After 22:21:57 the workaround was triggered
and did a reconnect. Apparently during that
network reinitialization of 103 seconds, the
per second ticker was run 628 times.
That can't be catching up on the event queue,
as that queue has only 20 slots. So something
strange is going on here.
Any ideas?
Regards,
Michael
Am 06.09.19 um 08:04 schrieb Michael Balzer:
Mark &
anyone else running a V2 server,
as most cars don't send history records,
this also needs the change to the server I
just pushed, i.e. server version 2.4.2.
https://github.com/openvehicles/Open-Vehicle-Monitoring-System/commits/master
<https://github.com/openvehicles/Open-Vehicle-Monitoring-System/commits/master>
Regards,
Michael
Am 05.09.19 um 19:55 schrieb Michael Balzer:
I've pushed
the nasty workaround: the v2 server checks
for no RX over 15 minutes, then restarts
the network (wifi & modem) as
configured for autostart.
Rolled out on my server in edge as
3.2.002-237-ge075f655.
Please test.
Regards,
Michael
Am 05.09.19 um 01:58 schrieb Mark
Webb-Johnson:
Mark,
you can check your server logs for
history messages with ridiculous time
offsets:
[sddexter@ns27 server]$ cat
log-20190903 | egrep "rx msg h
[0-9]+,-[0-9]{4}" | wc -l
455283
I checked my logs and see 12 vehicles
showing this.
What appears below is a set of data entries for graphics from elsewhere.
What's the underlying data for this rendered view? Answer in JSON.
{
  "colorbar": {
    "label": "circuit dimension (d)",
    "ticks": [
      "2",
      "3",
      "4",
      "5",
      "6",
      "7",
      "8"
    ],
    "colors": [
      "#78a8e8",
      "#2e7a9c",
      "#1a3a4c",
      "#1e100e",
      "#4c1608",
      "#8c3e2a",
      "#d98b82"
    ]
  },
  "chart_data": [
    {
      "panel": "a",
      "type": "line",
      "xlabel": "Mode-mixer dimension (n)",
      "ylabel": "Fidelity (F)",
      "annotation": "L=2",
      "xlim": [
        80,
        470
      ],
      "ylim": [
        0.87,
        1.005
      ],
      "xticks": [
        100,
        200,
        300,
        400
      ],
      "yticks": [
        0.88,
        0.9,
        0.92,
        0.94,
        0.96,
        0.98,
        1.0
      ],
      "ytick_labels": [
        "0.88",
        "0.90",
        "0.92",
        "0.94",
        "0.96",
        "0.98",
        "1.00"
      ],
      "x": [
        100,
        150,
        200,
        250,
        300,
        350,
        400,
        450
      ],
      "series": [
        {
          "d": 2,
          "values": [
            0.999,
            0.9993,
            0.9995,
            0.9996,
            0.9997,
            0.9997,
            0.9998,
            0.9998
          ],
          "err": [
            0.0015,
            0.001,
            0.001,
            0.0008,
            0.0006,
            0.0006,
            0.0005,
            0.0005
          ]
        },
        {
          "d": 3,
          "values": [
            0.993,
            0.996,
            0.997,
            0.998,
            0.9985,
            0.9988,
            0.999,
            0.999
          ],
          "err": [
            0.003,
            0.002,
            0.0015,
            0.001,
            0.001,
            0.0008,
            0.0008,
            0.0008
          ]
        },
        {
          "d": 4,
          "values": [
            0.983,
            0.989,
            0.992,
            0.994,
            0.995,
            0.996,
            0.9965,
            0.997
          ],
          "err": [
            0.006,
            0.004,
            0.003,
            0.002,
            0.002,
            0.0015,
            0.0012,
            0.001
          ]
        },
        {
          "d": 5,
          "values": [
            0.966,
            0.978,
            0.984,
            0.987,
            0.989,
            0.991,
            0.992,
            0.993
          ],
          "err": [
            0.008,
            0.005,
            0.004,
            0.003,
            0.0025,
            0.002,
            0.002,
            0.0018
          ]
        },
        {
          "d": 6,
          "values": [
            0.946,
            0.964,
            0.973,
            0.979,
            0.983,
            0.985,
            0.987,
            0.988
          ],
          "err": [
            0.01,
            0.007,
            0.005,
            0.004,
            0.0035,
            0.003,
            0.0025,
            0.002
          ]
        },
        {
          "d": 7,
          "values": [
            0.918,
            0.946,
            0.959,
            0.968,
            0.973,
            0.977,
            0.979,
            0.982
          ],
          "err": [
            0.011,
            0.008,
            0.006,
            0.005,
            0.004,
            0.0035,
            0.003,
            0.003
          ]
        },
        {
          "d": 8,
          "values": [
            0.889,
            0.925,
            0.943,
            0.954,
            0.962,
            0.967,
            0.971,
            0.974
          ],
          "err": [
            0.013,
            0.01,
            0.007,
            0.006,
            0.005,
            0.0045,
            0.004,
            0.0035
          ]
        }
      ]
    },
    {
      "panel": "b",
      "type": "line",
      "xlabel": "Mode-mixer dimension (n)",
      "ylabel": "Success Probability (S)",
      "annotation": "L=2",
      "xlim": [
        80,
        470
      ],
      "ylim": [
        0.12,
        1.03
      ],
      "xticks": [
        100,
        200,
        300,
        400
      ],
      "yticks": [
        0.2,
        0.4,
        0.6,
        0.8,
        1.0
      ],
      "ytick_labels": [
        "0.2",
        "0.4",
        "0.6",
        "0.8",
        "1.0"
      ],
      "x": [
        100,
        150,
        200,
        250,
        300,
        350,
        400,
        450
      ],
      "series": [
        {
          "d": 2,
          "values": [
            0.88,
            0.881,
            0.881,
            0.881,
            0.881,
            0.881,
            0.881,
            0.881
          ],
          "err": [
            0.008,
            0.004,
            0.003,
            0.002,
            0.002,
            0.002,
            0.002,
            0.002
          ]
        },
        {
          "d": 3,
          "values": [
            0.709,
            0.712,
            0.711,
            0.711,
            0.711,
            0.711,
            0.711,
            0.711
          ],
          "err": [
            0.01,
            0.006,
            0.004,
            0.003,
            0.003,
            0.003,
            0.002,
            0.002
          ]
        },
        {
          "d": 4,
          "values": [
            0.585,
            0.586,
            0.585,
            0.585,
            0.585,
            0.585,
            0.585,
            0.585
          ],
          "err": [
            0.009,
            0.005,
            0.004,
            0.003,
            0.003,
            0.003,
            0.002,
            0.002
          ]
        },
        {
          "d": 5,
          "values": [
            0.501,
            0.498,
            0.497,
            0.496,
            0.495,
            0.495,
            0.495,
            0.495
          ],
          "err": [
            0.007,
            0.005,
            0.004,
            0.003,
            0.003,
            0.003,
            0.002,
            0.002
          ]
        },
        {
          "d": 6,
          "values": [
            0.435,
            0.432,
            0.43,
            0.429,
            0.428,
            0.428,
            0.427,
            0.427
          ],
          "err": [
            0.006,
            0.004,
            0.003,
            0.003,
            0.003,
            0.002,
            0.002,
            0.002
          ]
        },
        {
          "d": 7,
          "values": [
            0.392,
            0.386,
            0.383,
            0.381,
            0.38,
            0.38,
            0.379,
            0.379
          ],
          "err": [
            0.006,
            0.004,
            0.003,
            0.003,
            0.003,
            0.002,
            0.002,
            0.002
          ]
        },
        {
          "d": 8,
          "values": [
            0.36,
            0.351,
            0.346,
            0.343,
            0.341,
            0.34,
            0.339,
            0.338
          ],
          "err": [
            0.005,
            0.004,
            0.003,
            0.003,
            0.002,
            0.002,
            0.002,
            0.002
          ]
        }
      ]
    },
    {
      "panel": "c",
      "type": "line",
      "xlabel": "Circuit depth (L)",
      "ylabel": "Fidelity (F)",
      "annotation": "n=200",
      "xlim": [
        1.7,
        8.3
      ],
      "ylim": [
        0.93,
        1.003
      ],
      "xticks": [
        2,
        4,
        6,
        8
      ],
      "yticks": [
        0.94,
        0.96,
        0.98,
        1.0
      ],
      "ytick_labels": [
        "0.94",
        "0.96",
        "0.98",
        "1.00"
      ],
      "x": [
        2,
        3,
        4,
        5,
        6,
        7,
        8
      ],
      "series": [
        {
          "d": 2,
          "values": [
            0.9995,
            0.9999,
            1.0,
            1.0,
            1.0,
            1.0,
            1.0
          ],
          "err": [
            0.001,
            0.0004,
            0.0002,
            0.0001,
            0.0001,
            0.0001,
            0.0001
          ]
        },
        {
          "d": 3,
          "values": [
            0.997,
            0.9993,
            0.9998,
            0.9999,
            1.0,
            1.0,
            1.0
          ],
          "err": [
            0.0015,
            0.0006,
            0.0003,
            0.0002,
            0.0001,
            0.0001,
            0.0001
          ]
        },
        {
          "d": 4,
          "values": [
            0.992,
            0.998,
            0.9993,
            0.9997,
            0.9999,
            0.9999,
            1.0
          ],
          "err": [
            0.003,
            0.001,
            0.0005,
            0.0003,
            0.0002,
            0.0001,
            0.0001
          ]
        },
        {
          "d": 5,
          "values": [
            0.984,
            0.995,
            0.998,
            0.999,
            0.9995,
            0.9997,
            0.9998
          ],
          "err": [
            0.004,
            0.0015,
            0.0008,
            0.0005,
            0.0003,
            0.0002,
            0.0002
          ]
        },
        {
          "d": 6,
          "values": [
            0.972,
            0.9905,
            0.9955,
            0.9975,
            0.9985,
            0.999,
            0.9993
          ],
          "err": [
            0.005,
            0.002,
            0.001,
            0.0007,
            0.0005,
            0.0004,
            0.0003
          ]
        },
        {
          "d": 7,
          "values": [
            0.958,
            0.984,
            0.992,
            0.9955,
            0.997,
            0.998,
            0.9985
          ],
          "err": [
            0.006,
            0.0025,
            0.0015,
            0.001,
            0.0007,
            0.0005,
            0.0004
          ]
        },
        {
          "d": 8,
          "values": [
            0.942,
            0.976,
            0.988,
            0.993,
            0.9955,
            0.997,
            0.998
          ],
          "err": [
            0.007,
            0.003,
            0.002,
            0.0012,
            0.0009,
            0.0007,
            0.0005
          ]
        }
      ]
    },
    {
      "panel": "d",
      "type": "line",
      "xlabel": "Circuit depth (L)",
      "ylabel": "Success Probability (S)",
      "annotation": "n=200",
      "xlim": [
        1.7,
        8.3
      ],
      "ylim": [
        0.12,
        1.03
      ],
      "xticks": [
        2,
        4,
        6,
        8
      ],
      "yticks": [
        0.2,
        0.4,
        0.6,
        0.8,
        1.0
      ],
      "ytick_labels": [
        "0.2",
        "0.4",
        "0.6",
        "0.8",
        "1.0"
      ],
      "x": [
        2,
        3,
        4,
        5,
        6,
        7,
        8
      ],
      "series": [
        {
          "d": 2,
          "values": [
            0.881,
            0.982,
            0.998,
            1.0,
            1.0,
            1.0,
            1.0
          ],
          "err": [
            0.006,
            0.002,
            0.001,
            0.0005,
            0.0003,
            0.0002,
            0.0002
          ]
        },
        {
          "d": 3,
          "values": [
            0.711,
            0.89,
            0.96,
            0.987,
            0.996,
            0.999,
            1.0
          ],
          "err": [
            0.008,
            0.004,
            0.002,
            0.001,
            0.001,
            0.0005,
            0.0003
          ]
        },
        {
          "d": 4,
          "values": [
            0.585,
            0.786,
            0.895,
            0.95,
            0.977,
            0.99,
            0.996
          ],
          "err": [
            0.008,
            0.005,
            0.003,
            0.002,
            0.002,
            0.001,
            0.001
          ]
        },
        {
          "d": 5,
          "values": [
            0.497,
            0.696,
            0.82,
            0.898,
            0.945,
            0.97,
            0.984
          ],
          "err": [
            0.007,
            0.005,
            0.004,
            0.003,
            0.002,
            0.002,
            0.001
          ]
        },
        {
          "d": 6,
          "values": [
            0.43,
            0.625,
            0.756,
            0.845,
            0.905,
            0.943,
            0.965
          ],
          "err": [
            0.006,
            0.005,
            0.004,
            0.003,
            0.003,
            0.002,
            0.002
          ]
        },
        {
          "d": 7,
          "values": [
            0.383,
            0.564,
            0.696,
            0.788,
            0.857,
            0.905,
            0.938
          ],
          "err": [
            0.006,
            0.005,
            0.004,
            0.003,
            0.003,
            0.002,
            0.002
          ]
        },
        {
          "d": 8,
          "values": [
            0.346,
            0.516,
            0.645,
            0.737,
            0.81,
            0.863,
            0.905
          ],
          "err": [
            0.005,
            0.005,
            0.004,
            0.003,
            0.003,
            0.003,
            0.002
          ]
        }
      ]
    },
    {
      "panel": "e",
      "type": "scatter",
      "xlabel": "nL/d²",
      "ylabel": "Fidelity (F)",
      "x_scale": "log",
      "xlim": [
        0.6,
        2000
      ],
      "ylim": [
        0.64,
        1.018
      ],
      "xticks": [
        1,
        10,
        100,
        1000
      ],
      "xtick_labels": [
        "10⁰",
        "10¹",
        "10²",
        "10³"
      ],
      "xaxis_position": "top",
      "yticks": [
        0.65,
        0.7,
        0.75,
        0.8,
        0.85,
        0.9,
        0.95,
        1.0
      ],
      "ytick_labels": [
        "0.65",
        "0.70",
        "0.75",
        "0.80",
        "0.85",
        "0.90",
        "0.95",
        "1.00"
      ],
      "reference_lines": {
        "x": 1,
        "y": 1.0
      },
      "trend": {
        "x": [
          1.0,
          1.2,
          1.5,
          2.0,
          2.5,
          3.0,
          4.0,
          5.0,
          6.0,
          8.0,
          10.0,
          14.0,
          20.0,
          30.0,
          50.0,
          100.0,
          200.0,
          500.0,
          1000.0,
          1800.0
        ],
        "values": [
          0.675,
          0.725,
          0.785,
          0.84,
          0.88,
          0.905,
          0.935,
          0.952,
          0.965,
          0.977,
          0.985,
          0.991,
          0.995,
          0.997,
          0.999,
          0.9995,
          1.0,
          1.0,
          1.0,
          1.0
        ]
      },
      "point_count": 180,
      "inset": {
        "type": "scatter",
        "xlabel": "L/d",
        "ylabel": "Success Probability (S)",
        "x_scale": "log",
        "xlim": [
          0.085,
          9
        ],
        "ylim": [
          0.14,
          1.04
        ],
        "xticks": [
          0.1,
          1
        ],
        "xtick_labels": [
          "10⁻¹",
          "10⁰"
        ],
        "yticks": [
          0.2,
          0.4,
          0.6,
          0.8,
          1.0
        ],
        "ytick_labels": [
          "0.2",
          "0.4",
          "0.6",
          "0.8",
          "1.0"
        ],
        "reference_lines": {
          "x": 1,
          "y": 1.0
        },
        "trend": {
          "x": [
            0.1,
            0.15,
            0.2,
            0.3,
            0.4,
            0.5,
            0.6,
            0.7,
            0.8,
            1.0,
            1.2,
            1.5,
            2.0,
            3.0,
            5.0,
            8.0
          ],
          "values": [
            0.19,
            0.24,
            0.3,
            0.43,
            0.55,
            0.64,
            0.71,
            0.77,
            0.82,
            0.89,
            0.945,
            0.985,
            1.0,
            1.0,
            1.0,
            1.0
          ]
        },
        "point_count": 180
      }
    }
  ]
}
But, 2 only show this for
a debugcrash log (which is expected, I
guess, if the time is not synced at
report time). I’ve got 4 cars with the
offset > 10,000.
Regards, Mark.
On 4
Sep 2019, at 4:45 AM, Michael Balzer
<dexter@expeedo.de
<mailto:dexter@expeedo.de>>
wrote:
Everyone,
I've pushed a change that needs some
testing.
I had the issue myself now parking at
a certain distance from my garage wifi
AP, i.e. on the edge of "in", after
wifi had been disconnected for some
hours, and with the module still
connected via modem. The wifi blob had
been trying to connect to the AP for
about two hours.
As seen before, the module saw no
error, just the server responses and
commands stopped coming in. I noticed
the default interface was still "st1"
despite wifi having been disconnected
and modem connected. The DNS was also
still configured for my wifi network,
and the interface seemed to have an IP
address -- but wasn't pingable from
the wifi network.
A power cycle of the modem solved the
issue without reboot. So the cause may
be in the modem/ppp subsystem, or it
may be related (in some weird way) to
the default interface / DNS setup.
More tests showed the default
interface again/still got set by the
wifi blob itself at some point,
overriding our modem prioritization.
The events we didn't handle up to now
were "sta.connected" and "sta.lostip",
so I added these, and the bug didn't
show up again since then. That doesn't
mean anything, so we need to test
this.
The default interface really shouldn't
affect inbound packet routing of an
established connection, but there
always may be strange bugs lurking in
those libs.
The change also reimplements the wifi
signal strength reading, as the tests
also showed that still wasn't working
well using the CSI callback. It now
seems to be much more reliable.
Please test & report. The single
module will be hard to test, as the
bug isn't reproducable easily, but you
can still try if wifi / modem
transitions work well.
Mark, you can check your server logs
for history messages with ridiculous
time offsets:
[sddexter@ns27 server]$ cat
log-20190903 | egrep "rx msg h
[0-9]+,-[0-9]{4}" | wc -l
455283
The bug now severely affects the V2
server performance, as the server is
single threaded and doesn't scale very
well to this kind of bulk data bursts,
especially when coming from multiple
modules in parallel. So we really need
to solve this now. Slow reactions or
connection drops from my server lately
have been due to this bug. If this
change doesn't solve it, we'll need to
add some reboot trigger on "too many
server v2 notification
retransmissions" -- or maybe a modem
power cycle will do, that wouldn't
discard the data.
Thanks,
Michael
Am 03.09.19 um 07:46 schrieb Mark
Webb-Johnson:
No
problem. We can hold. I won’t commit
anything for the next few days (and
agree to hold-off on Markos’s pull).
Let me know when you are ready.
Regards, Mark.
On
3 Sep 2019, at 1:58 AM, Michael
Balzer <dexter@expeedo.de>
<mailto:dexter@expeedo.de>
wrote:
Mark, please wait.
I may just have found the cause
for issue #241, or at least
something I need to investigate
before releasing.
I need to dig into my logs first,
and try something.
Regards,
Michael
Am 02.09.19 um 12:23 schrieb
Michael Balzer:
Nothing
open from my side at the moment.
I haven't had the time to look
in to Markos pull request, but
from a first check also think
that's going too deep to be
included in this release.
Regards,
Michael
Am 02.09.19 um 04:15 schrieb
Mark Webb-Johnson:
I
think it is well past time for
a 3.2.003 release. Things
seems table in edge (although
some things only partially
implemented).
Anything people want to
include at the last minute, or
can we go ahead and build?
Regards, Mark.